Le pastel est dirigé vers l’Espagne depuis Bordeaux par le port de Bayonne ou les paysans le conduisent en char à bœufs jusqu’à Montpellier à travers le Languedoc. Cela ne pose pas de problème de sécurité. Mais les pastelliers toulousains rêvent de conquérir les capitales du textile : Bruges, Anvers et les grandes foires du Nord de l’Europe, là où se teignent les brocarts de Venise brochés d’or et d’argent, les soies d’Orient, les dentelles de Flandre, les velours de Milan et les draps anglais.
Vouloir transporter un produit de luxe, facile à voler, en chars à bœufs à travers l’Europe s’avère périlleux. Les chemins sont infestés de « détrousseurs de plaine » et il n’y a pas de véritablement de routes entre Toulouse et la Champagne.
Les Toulousains se posent deux questions : Comment faire voyager le précieux pastel en toute sécurité et à qui le confier pour le transporter jusqu’à Bruges ?
Ils décident de gagner Bordeaux et ouvrent des comptoirs au port de la Lune où accostent les navires qui chargent le vin pour les Anglais. Les Bretons de Penmarc’h font du cabotage le long de la Manche. Ils arrivent à les convaincre de charger des barils de pastel avec les fûts de bordeaux et de les mener jusqu’en Flandre.

 

Il y a suffisamment de gabarres qui descendent le fleuve de Toulouse à Bordeaux. En revanche, le voyage vers Bruges pose plus de problèmes. Ils proposent aux marins de voyager sur leurs navires. Ainsi, ils pourraient surveiller le chargement.
Les Toulousains arrivent à leurs fins. Ils annoncent la création d’une route maritime de l’or bleu » aux teinturiers des Flandres. La filière du pastel s’organise.
Ils avancent les fonds aux paysans pour défricher, subventionnent les récoltes, imposent l’assolement et la rotation des cultures pour éviter l’épuisement des sols, créent les moulins pastelliers au plus près des champs, organisent chaque été la Foire du pastel afin de motiver la population. Les pastelliers toulousains, passés maîtres dans l’art de faire des affaires, font sillonner le pays par des collecteurs reconnaissables à la couleur bleue de leurs charrettes.

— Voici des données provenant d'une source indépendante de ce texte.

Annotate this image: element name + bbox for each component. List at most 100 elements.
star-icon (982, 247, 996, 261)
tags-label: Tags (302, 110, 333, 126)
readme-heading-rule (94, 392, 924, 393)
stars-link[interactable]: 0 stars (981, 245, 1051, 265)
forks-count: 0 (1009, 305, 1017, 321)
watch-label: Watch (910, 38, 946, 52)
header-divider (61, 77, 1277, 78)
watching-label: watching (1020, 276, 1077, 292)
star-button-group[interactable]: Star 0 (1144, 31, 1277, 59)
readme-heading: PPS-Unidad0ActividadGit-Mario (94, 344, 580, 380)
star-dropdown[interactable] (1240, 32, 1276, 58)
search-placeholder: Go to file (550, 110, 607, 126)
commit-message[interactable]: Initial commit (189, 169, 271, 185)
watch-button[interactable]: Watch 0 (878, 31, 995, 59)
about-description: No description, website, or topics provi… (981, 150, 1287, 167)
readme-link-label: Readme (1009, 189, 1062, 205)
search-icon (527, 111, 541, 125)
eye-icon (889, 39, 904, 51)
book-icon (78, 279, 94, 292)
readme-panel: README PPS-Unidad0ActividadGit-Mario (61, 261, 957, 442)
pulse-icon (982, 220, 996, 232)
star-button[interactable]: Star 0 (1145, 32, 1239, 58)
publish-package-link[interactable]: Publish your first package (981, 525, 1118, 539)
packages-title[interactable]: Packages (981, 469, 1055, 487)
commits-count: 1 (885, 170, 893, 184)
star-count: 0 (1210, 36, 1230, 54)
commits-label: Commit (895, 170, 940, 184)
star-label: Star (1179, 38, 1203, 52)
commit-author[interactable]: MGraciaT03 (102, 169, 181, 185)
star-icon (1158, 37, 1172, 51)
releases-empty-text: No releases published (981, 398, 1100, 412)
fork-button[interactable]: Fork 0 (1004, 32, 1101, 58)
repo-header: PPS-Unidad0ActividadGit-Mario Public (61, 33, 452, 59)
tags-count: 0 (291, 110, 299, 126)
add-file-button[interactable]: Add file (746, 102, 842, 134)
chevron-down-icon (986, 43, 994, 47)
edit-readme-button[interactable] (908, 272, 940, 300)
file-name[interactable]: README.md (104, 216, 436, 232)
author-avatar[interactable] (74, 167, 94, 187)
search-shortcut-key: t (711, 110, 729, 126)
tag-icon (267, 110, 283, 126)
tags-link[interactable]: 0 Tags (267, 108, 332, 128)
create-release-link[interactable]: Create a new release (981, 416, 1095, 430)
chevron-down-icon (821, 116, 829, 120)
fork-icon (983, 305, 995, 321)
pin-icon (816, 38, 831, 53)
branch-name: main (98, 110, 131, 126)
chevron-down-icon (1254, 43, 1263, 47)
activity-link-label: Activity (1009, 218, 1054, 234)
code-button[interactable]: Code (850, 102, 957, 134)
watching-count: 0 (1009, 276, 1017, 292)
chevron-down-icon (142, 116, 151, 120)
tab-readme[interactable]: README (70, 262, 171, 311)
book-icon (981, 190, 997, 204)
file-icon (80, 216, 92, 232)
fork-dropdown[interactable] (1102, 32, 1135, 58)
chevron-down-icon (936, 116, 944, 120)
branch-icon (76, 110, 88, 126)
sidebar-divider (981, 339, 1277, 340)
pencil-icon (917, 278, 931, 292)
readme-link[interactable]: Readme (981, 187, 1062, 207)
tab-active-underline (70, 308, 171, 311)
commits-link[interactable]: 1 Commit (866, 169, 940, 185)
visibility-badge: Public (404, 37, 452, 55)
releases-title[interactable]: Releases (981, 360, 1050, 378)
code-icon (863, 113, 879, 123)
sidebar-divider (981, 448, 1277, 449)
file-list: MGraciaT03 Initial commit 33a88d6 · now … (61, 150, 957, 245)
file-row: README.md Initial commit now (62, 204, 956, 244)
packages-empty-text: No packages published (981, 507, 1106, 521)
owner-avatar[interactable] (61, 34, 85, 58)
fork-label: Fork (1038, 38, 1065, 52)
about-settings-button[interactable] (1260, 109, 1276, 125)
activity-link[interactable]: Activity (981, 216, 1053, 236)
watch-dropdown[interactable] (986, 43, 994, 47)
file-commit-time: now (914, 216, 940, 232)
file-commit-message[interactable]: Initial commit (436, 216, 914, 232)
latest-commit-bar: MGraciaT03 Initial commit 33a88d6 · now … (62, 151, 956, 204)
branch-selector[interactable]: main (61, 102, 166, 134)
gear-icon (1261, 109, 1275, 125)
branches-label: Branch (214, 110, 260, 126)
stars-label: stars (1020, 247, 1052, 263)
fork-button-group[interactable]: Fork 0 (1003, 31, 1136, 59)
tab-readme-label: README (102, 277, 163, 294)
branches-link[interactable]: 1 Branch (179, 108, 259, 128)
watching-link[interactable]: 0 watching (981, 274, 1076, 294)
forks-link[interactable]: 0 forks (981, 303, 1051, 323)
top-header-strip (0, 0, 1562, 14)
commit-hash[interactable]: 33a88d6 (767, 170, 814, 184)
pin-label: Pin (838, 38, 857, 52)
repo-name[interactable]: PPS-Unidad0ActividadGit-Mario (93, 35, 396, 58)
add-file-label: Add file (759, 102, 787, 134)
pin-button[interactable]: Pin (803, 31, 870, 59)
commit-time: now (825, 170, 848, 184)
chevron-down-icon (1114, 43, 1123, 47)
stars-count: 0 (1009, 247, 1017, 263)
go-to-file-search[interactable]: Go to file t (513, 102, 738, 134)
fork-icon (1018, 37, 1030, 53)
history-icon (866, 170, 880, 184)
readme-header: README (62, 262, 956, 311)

Les marchands comptent parmi les plus grosses fortunes de la ville. Ils réussissent à faire de Toulouse la capitale du pastel et une place financière où tout se négocie : les lettres de change, les prêts et les avances sur vente.
Jean de Bernuy, l’un des négociants les plus en vue. La fortune qu’il amasse lui permet d’édifier un somptueux palais dans le centre de Toulouse et de se porter caution de la rançon exigée par Charles Quint pour la libération du roi François 1er tombés aux mains des Espagnols à la bataille de Pavie.
Nulle part ailleurs, en France comme en Europe, on ne recense autant d’hôtels particuliers que sur les bords de la Garonne. Pierre d’Assézat édifie la plus somptueuse résidence que la ville de Toulouse puisse rêver, symbolisant ainsi la réussite insolente des « princes du pastel. » Toulouse se mue en une « cité bleue » avant de devenir « la Ville rose » que l’on connaît aujourd’hui.